For single user, such patterns can be:

  • Are there any frequent patterns, i.e., a sequence of actions that appear multiple time? If so, what does this mean, i.e., why was the user doing this?
  • Is it possible to infer the analysis actions, such as comparing two similar states or analysing the clustering in the data?
  • Is it possible to infer what strategy the user is using, such as a depth- or breadth-first search?
  • Is it possible to show what data have been explore and what hasn’t?
  • Is it possible to infer when a user is stuck and can use some help with further analysis?
  • Did the user find the answer, and what is it?

There are also many interesting questions about a group of users, such as:

  • What are the differences and similarities among the user sequences?
  • Is it possible to tell who are the experts and who are the novices?

As mentioned, visualisation and/or machine learning can be used to answer these questions.
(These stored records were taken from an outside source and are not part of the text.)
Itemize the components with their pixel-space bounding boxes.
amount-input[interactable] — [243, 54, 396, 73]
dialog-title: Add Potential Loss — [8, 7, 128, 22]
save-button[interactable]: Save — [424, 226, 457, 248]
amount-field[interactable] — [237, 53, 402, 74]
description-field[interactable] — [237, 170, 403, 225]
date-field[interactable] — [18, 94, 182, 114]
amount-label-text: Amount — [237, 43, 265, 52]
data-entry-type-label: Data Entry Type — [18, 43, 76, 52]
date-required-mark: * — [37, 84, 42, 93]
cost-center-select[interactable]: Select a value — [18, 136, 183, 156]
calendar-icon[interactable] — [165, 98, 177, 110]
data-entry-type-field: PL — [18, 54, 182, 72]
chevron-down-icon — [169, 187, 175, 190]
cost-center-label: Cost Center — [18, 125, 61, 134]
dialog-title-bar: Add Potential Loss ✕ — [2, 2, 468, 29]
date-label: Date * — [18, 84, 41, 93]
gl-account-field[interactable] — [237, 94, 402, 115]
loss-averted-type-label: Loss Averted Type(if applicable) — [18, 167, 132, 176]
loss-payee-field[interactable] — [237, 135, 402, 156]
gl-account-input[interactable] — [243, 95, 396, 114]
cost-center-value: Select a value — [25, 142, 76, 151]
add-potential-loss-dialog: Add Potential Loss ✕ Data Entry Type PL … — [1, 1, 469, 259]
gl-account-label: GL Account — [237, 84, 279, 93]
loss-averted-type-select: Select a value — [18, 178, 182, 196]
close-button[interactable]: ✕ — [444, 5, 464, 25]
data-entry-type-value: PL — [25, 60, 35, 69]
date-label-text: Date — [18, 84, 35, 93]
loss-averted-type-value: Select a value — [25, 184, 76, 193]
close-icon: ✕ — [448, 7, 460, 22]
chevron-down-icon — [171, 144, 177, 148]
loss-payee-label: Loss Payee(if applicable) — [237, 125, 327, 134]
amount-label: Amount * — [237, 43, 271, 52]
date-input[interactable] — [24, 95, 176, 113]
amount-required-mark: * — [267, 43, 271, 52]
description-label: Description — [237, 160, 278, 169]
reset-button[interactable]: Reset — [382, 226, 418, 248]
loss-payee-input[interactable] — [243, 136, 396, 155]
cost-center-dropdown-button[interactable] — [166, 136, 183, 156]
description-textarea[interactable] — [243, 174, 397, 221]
Required knowledge and skills

  • Data Visualisation: An User Interface (UI) is needed to:
    • Present the provectories to the users in a visual and easier-to-understand way;
    • This can be done for the users, so they can use the information to improve their sensemaking process, or
    • This can be done for the researchers who want to understand how users conduct sensemaking and how the tool can be designed to support this.
  • Machine Learning can be used together with the visualisation to answer the research questions listed earlier:
    • Machine learning can be used to identify frequent patterns, infer user task and strategies, and so on;
    • Machine Learning can also be used to provide proactive support, for example, detecting when user is stuck and provide personalised support. This is related to the Human-AI Teaming project.
  • Programming
    • The existing UI is programmed in JavaScript mostly using libraries d3.js.
    • Python is the recommended language for the Machine Learning and NLP. Python libraries such as Scikit-Learn and spaCy are recommended for the machine learning and NLP respectively.